Le Conseil prend acte et concorde, à l'unanimité, sur la modification proposée par Monsieur le Conseiller Berthet.
Monsieur le Conseiller BERTHET déclare ce qui suit:
"Messieurs les Conseillers,
la motion que mon collègue, le Doct. Balestri, et moi-même avons présentée à votre examen, concernant la demande adressée à Mr. le Président de la Junte pour l'obtention du permis d'établissement à nos compatriotes émigrés en Suisse, répond à un devoir de justice auquel, j'en ai la certitude, vous voudrez bien vous associer.
En votant cette motion, vous fournirez un argument d'une grande importance à M. le Président de la Junte, lorsqu'il continuera, dans ce sens, les conversations déjà ébauchées avec le Ministre des Affaires Etrangères, qui présentera ensuite, officiellement, la demande italienne aux Autorités Suisses.

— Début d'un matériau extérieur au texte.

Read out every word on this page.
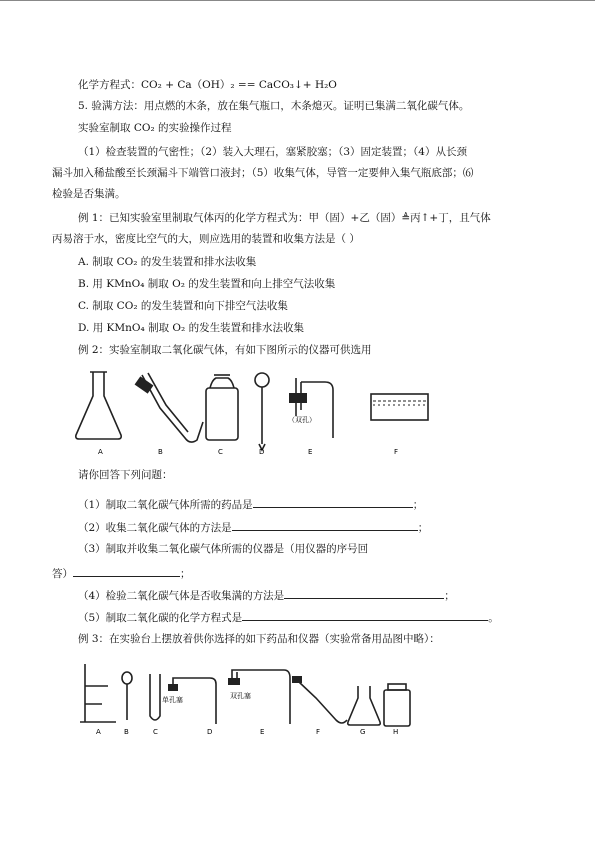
化学方程式：CO₂ + Ca（OH）₂ == CaCO₃↓+ H₂O
5. 验满方法：用点燃的木条，放在集气瓶口，木条熄灭。证明已集满二氧化碳气体。
实验室制取 CO₂ 的实验操作过程
（1）检查装置的气密性；（2）装入大理石，塞紧胶塞；（3）固定装置；（4）从长颈
漏斗加入稀盐酸至长颈漏斗下端管口液封；（5）收集气体，导管一定要伸入集气瓶底部；⑹
检验是否集满。
例 1：已知实验室里制取气体丙的化学方程式为：甲（固）+乙（固）≜丙↑+丁，且气体
丙易溶于水，密度比空气的大，则应选用的装置和收集方法是（ ）
A. 制取 CO₂ 的发生装置和排水法收集
B. 用 KMnO₄ 制取 O₂ 的发生装置和向上排空气法收集
C. 制取 CO₂ 的发生装置和向下排空气法收集
D. 用 KMnO₄ 制取 O₂ 的发生装置和排水法收集
例 2：实验室制取二氧化碳气体，有如下图所示的仪器可供选用
（双孔）
A	B	C	D	E	F
请你回答下列问题：
（1）制取二氧化碳气体所需的药品是	；
（2）收集二氧化碳气体的方法是	；
（3）制取并收集二氧化碳气体所需的仪器是（用仪器的序号回
答）	；
（4）检验二氧化碳气体是否收集满的方法是	；
（5）制取二氧化碳的化学方程式是	。
例 3：在实验台上摆放着供你选择的如下药品和仪器（实验常备用品图中略）：
单孔塞	双孔塞
A	B	C	D	E	F	G	H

Ce désir, exprimé depuis longtemps, par nos compatriotes émigrés, affirmé lors de leur récent 1er Congrès de Lausanne, repris par la presse suisse, française et nationale, est un désir légitime.
Si la Confédération Helvetique a accordé aux ressortissants français la jouissance du permis d'établissement après cinq ans de séjour régulier en Suisse, c'est en considération du fait que les français sont des frontaliers, pour les Cantons romans, et qu'ils parlent, bien entendu, la même langue qu'eux.
Les Valdôtains sont, pour la Suisse francophone, tout aussi frontaliers que les Français et nous devons, en grande partie, notre autonomie à notre langue maternelle, qui est le français.
Les problèmes sont donc identiques et, nous nous permettons d'insister là-dessus, ils sont particuliers à la Vallée d'Aoste.
Bien entendu, nous souhaitons vivement que ce permis d'établissement soit accordé à tous les émigrants italiens, car il s'agit de travailleurs qui ont droit à ce que les autorités reconnaissent combien leur situation est pénible. Mais en tant que représentants des électeurs valdôtains, notre devoir, en l'occurrence, nous commande de défendre les intérêts de nos mandats.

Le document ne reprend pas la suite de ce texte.